DeepSeek has released Janus-Pro, an updated version of its multimodal model, Janus. The new model improves training strategies, data scaling, and model size, enhancing multimodal understanding and text-to-image generation.
Janus-Pro separates visual encoding for understanding and generation tasks, addressing stability and performance issues. The model also incorporates synthetic aesthetic data to enhance text-to-image generation, it also follows an autoregressive framework that separates visual encoding pathways for multimodal understanding and generation while maintaining a single transformer architecture. This design increases flexibility and reduces conflicts in the visual encoder’s roles, achieving competitive performance with task-specific models while keeping a unified structure.

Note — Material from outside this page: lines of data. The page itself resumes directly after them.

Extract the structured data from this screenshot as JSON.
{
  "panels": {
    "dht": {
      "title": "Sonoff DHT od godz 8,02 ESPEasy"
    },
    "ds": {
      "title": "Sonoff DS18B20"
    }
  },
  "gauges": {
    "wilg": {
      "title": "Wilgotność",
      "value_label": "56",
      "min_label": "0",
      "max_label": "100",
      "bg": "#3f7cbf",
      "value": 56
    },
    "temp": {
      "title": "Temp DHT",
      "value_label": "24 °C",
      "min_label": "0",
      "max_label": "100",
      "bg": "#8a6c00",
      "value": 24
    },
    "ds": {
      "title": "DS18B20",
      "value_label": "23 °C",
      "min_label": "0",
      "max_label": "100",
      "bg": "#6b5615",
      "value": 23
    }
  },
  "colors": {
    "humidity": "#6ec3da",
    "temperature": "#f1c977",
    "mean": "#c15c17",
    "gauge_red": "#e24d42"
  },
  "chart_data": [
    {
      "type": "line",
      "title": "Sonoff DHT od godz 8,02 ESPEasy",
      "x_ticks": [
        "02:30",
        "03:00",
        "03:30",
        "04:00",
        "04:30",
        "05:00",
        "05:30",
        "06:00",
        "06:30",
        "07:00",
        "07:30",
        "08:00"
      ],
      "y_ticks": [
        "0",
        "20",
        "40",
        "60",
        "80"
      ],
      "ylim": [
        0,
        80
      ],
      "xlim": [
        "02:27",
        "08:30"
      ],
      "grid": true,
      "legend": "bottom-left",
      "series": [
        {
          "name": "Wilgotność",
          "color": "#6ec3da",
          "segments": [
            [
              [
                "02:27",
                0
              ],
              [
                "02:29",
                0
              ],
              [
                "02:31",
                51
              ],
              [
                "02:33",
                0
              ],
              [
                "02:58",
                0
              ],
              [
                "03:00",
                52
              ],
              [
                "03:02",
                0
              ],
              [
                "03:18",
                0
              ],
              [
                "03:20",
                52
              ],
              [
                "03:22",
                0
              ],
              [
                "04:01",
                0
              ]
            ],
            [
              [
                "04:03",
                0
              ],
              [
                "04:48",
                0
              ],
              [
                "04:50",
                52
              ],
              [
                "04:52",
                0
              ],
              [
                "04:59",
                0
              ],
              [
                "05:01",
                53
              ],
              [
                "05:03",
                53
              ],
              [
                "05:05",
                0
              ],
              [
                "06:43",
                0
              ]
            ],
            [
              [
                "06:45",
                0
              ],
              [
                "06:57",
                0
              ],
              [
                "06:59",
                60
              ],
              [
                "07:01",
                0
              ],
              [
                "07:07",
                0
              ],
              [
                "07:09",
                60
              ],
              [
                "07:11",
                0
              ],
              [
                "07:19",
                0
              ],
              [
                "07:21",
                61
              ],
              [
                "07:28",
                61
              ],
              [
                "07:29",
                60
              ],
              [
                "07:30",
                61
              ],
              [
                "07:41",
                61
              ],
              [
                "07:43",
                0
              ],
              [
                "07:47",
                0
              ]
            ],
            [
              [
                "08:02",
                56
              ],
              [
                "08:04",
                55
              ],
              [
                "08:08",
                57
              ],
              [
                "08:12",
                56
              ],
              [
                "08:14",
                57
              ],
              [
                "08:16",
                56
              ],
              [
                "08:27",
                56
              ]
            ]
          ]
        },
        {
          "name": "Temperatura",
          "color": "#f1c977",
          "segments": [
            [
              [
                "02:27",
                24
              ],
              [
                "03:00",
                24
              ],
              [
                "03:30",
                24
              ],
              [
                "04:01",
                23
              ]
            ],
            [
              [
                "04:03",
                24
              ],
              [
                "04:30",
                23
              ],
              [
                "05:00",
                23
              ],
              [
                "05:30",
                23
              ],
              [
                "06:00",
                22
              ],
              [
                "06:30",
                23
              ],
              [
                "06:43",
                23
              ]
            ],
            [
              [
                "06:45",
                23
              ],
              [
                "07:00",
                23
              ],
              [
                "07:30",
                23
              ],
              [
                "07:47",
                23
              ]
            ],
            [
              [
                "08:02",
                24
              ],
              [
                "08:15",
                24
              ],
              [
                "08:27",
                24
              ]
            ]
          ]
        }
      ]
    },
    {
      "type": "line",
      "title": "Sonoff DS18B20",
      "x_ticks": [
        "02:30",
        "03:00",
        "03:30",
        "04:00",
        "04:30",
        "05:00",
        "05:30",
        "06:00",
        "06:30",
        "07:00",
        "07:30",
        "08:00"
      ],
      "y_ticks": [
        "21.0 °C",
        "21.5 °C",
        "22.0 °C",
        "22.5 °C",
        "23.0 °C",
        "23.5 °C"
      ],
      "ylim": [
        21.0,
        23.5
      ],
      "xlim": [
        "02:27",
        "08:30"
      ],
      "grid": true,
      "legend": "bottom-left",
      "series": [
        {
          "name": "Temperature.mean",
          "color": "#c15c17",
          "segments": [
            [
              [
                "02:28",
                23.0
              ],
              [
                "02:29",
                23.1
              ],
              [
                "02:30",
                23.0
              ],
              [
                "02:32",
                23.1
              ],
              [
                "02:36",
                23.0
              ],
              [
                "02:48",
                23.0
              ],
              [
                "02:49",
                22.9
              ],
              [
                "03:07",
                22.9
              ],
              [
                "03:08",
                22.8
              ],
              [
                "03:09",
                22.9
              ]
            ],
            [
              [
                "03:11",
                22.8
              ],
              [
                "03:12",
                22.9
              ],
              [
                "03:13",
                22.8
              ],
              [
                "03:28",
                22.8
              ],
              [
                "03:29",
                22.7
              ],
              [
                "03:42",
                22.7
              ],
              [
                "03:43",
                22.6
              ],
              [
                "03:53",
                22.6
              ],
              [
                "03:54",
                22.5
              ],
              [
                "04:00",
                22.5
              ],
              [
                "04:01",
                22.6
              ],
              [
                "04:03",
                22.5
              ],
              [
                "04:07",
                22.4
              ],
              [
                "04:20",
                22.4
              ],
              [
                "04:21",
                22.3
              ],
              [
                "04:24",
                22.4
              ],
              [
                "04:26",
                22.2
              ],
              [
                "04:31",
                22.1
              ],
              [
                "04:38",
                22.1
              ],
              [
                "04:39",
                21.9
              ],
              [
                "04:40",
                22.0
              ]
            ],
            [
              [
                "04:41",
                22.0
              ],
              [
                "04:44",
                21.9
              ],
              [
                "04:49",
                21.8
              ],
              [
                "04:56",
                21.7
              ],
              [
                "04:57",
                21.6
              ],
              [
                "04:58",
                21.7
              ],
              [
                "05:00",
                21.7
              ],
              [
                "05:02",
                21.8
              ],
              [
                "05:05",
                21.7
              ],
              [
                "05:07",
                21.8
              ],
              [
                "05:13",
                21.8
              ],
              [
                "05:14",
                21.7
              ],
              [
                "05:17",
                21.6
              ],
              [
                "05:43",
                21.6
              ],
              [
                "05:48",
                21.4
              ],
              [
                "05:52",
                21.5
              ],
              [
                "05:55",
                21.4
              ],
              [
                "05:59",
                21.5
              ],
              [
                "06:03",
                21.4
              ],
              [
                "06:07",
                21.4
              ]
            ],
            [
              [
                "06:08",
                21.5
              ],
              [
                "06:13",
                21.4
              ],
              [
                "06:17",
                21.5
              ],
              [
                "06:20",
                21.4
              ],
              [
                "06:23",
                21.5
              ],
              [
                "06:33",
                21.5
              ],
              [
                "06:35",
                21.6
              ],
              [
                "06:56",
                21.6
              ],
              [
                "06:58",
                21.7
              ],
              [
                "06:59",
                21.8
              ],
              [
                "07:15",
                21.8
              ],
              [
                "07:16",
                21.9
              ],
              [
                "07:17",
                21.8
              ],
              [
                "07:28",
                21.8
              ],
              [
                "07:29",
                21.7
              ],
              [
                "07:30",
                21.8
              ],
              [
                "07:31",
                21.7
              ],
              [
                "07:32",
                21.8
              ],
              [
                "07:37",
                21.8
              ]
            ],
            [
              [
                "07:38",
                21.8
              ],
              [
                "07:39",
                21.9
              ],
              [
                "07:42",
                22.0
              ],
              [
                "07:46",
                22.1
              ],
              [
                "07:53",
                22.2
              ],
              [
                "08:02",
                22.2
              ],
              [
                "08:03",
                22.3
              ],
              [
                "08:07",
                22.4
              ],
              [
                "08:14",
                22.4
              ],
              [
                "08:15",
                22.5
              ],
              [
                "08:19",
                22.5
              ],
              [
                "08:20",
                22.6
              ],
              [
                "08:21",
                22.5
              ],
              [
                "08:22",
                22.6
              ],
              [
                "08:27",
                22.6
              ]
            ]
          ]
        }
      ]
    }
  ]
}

Janus-Pro improves multimodal understanding and visual generation performance. Multimodal understanding is measured using the average accuracy of POPE, MME-Perception (scaled), GQA, and MMMU. Visual generation is evaluated on GenEval and DPG-Bench. Janus-Pro outperforms previous unified multimodal models and some task-specific models.
The model is based on DeepSeek-LLM-1.5B and DeepSeek-LLM-7B. The larger model performs better on benchmarks like MMBench and GenEval. It uses SigLIP-L as its vision encoder and supports 384×384 image inputs. Image generation relies on a tokenizer with a downsampling rate of 16.
DeepSeek’s Janus-Pro-7B and OpenAI’s DALL-E 3 are both advanced models in text-to-image generation. According to DeepSeek, Janus-Pro-7B outperforms DALL-E 3 in benchmarks such as GenEval and DPG-Bench. This performance is attributed to Janus-Pro-7B’s improved training processes, data quality, and model size, which contribute to more stable and detailed images.
The release of DeepSeek Janus has generated significant buzz and comments, Vedang Vatsa FRSA shared:
DeepSeek’s Janus-Pro-7B is here. Outperforms DALL-E 3 & Stable Diffusion on GenEval/DPG-Bench. Separates understanding/generation, scales data/models for stable image gen. Unified, flexible, cost-efficient. Open-source win!.
And, AI expert Huzaifa Shoukat posted:
DeepSeek’s new Janus Pro model is impressive. It’s a multimodal LLM that understands images and generates them too. The 1B model runs in the browser using WebGPU via Transformers.js.
Janus-Pro is available on GitHub under the MIT License, with model usage governed by the DeepSeek Model License. Users can refer to the repository for setup instructions.